(Credit: Nikolas Kokovlis/NurPhoto via Getty Images)
UPDATE 1/12: Instagram denies that the reset emails are related to a breach.
Original Story:
A data breach may have impacted up to 17.5 million Instagram accounts, revealing sensitive data including usernames, physical addresses, phone numbers, and email addresses.
This type of data can be used by hackers to gain access to users' accounts. Cybersecurity firm Malwarebytes, which first reported the breach, advised users to change their passwords in the wake of the breach or enable two-factor authentication (2FA). However, don't click on unsolicited password reset emails.
Some Instagram users appear to be receiving fake password reset emails—a common technique used in phishing scams. Meanwhile, several Reddit users have also posted screenshots of unprompted password reset requests in recent days.
If you received these emails, change your password directly via Settings and activity > Accounts Center > Password and security > Change password.
To enable two-factor authentication on Instagram, head to Accounts Center > Password and security, and select two-factor authentication. You'll need to add your chosen security method, such as an authenticator app (recommended) or SMS (less secure).
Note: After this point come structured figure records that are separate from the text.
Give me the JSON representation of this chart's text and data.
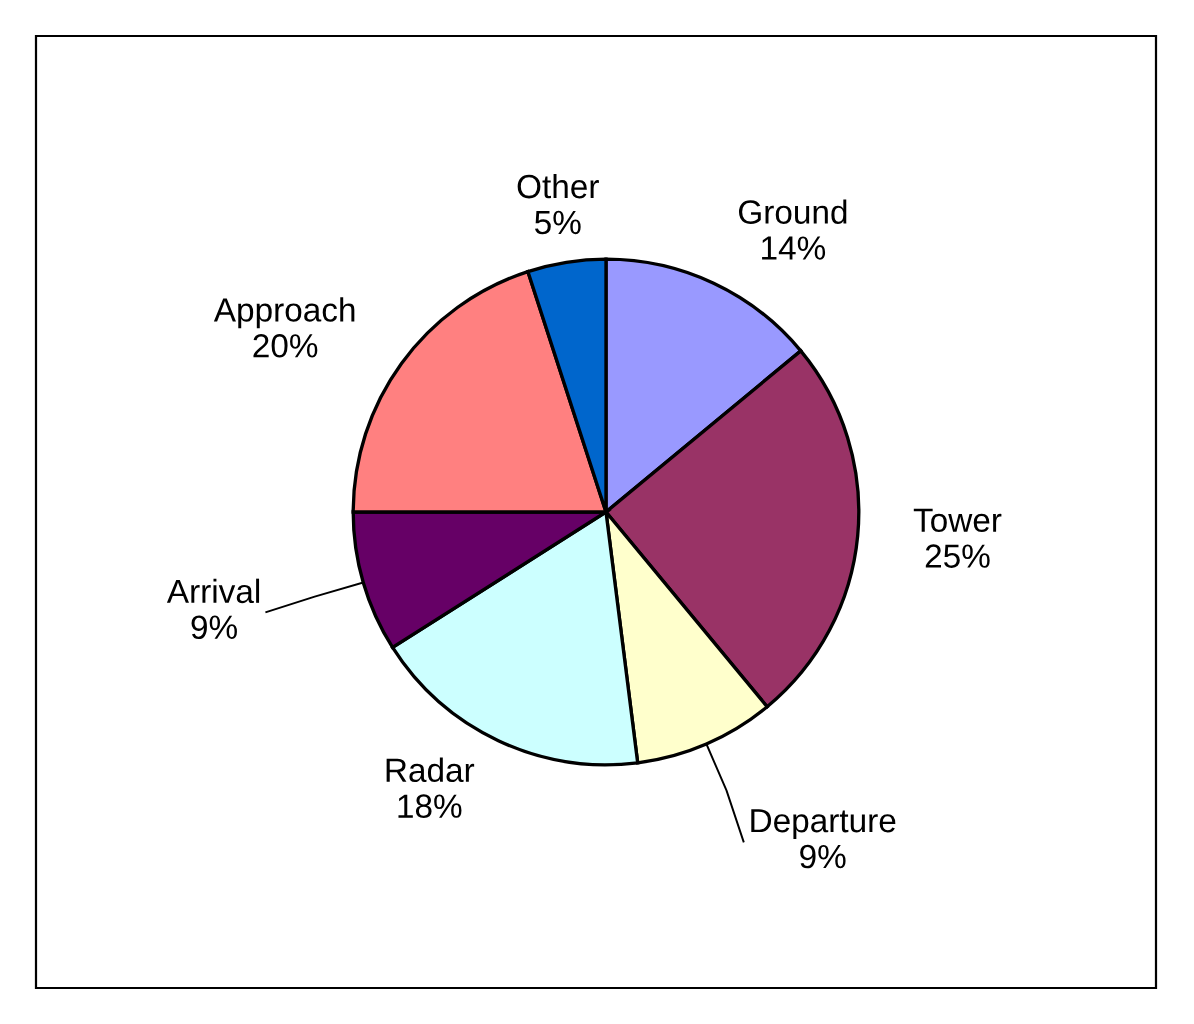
{
  "chart_data": {
    "type": "pie",
    "categories": [
      "Ground",
      "Tower",
      "Departure",
      "Radar",
      "Arrival",
      "Approach",
      "Other"
    ],
    "values": [
      14,
      25,
      9,
      18,
      9,
      20,
      5
    ],
    "colors": [
      "#9999ff",
      "#993366",
      "#ffffcc",
      "#ccffff",
      "#660066",
      "#ff8080",
      "#0066cc"
    ],
    "value_labels": [
      "14%",
      "25%",
      "9%",
      "18%",
      "9%",
      "20%",
      "5%"
    ]
  }
}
CyberInsider suggests that the stolen data stems from an Instagram API leak that occurred in 2024, since the data contained “entries with structured JSON fields typical of API responses,” though it didn’t rule out other causes. On Jan. 7, 2026, a user with the alias “Solonik” published what appears to be stolen data on a message board dedicated to sharing personal information collected from data breaches, offering it for free.